Monday, March 10, 2008

Historical Fiction 101- Part 3

OK, so we've looked briefly at what historical fiction is and what time periods qualify as historical fiction. Here's where the waters get kind of muddy.

Are you writing historical fiction or historical romance? There is a difference, and that's what we're going to talk about today.

Historical romance is exactly what it sounds like. It's a romance set in a historical period. Usually, the romance is the focus of the plot. The only technical difference between historical romance and contemporary romance is the setting. The subtle differences between the two is almost a craft series in itself.

Straight up historical fiction isn't always so easy to identify. The line can be very blurry. The general rule of thumb is this: If you can remove the romance element without losing any of the plot, then you're not writing a historical romance. That said, even most straight up historicals still have a romance element in them somewhere.

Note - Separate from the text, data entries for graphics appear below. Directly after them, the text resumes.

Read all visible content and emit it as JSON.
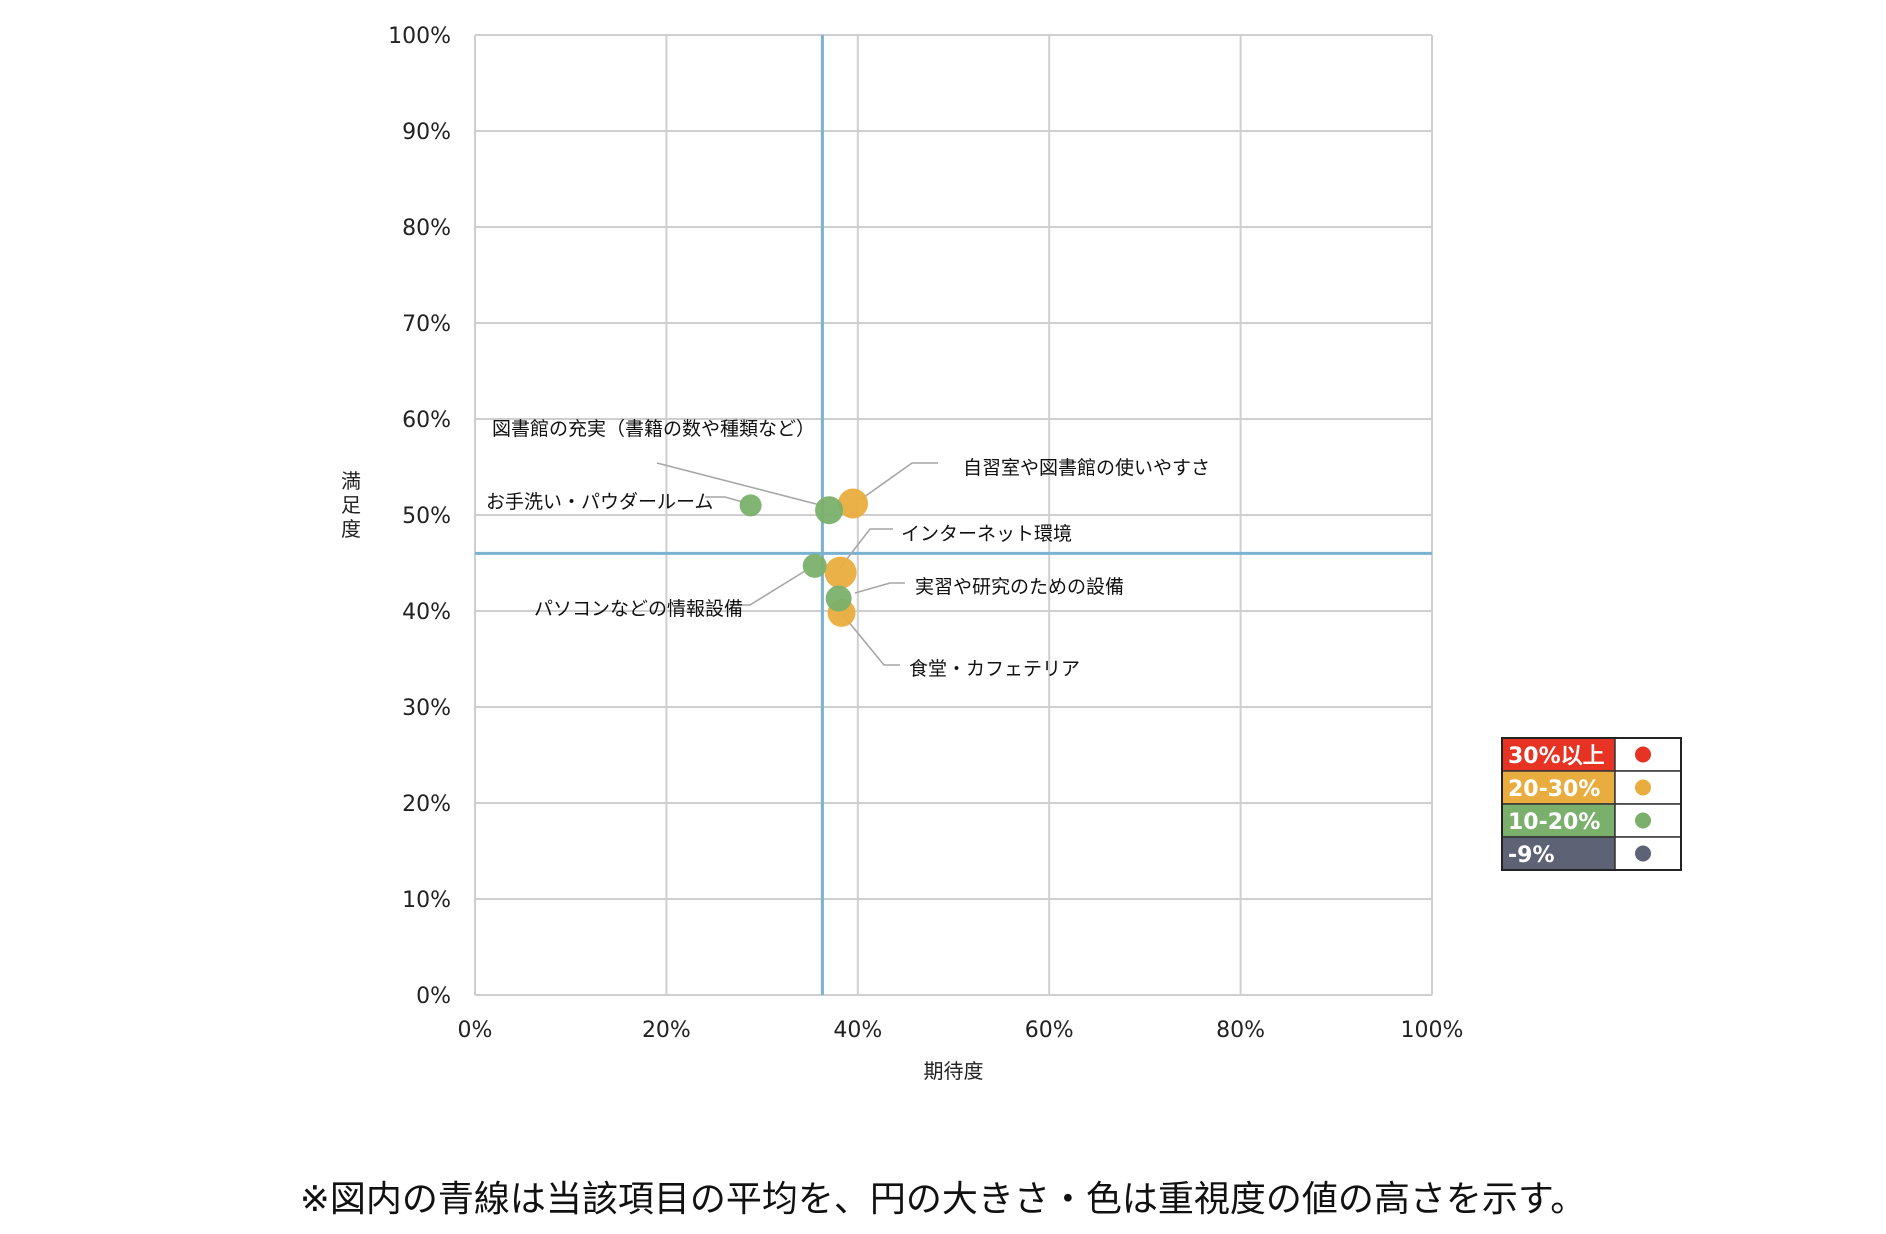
{
  "chart_data": {
    "type": "scatter",
    "xlabel": "期待度",
    "ylabel": "満足度",
    "xlim": [
      0,
      100
    ],
    "ylim": [
      0,
      100
    ],
    "x_ticks": [
      "0%",
      "20%",
      "40%",
      "60%",
      "80%",
      "100%"
    ],
    "y_ticks": [
      "0%",
      "10%",
      "20%",
      "30%",
      "40%",
      "50%",
      "60%",
      "70%",
      "80%",
      "90%",
      "100%"
    ],
    "grid": true,
    "reference_lines": {
      "x_mean": 36.3,
      "y_mean": 46.0,
      "color": "#7ab2d2"
    },
    "points": [
      {
        "label": "図書館の充実（書籍の数や種類など）",
        "x": 37.0,
        "y": 50.5,
        "group": "10-20%"
      },
      {
        "label": "自習室や図書館の使いやすさ",
        "x": 39.5,
        "y": 51.2,
        "group": "20-30%"
      },
      {
        "label": "お手洗い・パウダールーム",
        "x": 28.8,
        "y": 51.0,
        "group": "10-20%"
      },
      {
        "label": "インターネット環境",
        "x": 38.2,
        "y": 44.0,
        "group": "20-30%"
      },
      {
        "label": "パソコンなどの情報設備",
        "x": 35.5,
        "y": 44.7,
        "group": "10-20%"
      },
      {
        "label": "実習や研究のための設備",
        "x": 38.0,
        "y": 41.3,
        "group": "10-20%"
      },
      {
        "label": "食堂・カフェテリア",
        "x": 38.3,
        "y": 39.8,
        "group": "20-30%"
      }
    ],
    "legend": {
      "placement": "right",
      "items": [
        {
          "label": "30%以上",
          "color": "#e63323"
        },
        {
          "label": "20-30%",
          "color": "#e9ad3f"
        },
        {
          "label": "10-20%",
          "color": "#7bb06c"
        },
        {
          "label": "-9%",
          "color": "#5d6275"
        }
      ]
    },
    "group_colors": {
      "30%以上": "#e63323",
      "20-30%": "#e9ad3f",
      "10-20%": "#7bb06c",
      "-9%": "#5d6275"
    }
  },
  "footnote": "※図内の青線は当該項目の平均を、円の大きさ・色は重視度の値の高さを示す。"
}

Gilbert Morris is the author who first comes to my mind as the author who straddles this line and helps make it blurry. But he does it so well that I personally don't really mind. He does not write romance. He writes historical fiction with a strong romance subplot. Much of his writing does meet the test though. If you remove the romance thread, you still have a good book. Maybe not as riveting, but still a good book.

In my mind, the most classic modern example of historical fiction is Michael Phillips' Secrets of Heathersleigh Hall series. It's not one of his better known series, but it is one of his best written. It follows the life of a family in England, who live at Heathersleigh Hall. When the series opens, no one in the family is a Christian. In fact, the father fully believes and endorses Charles Darwin's theory of evolution and encourages his children to question everything. Even his authority as their father. As the series progresses, he wisens up to the errors of his ways and watches the evolution lies destroy his daughter. Being as this is Christian fiction, she does eventually come back home and accept her father's change, but at a great personal cost. It's a story of redemption really, and how much fathers love their daughters. It's riveting and some of Michael's best writing IMO. But it's not a romance.

Another hallmark of straight up historical is that the historical events are as much a character in the novel as the characters themselves. This particular plot could not happen believably in any other setting because it needs this particular event to make it happen.

Historical romance was pretty much created by Janette Oke. Unfortunately, far too many people associate the term "historical romance" with the prairie westerns that Janette is famous for. That's something that is slowly changing. Today's masters of historical romance include Catherine Palmer, Deanne Gist and Tamera Alexander.

Much of my own writing is very difficult to categorize using just these two terms. The Epic is not historical romance. There's a strong romance subplot going on with Yelena and Dmitri, but if I remove that subplot I don't lose any of the story. But at the same time marketing it as just historical fiction doesn't feel right either. I'm glad I'm not the one who will make the final decision on where it belongs.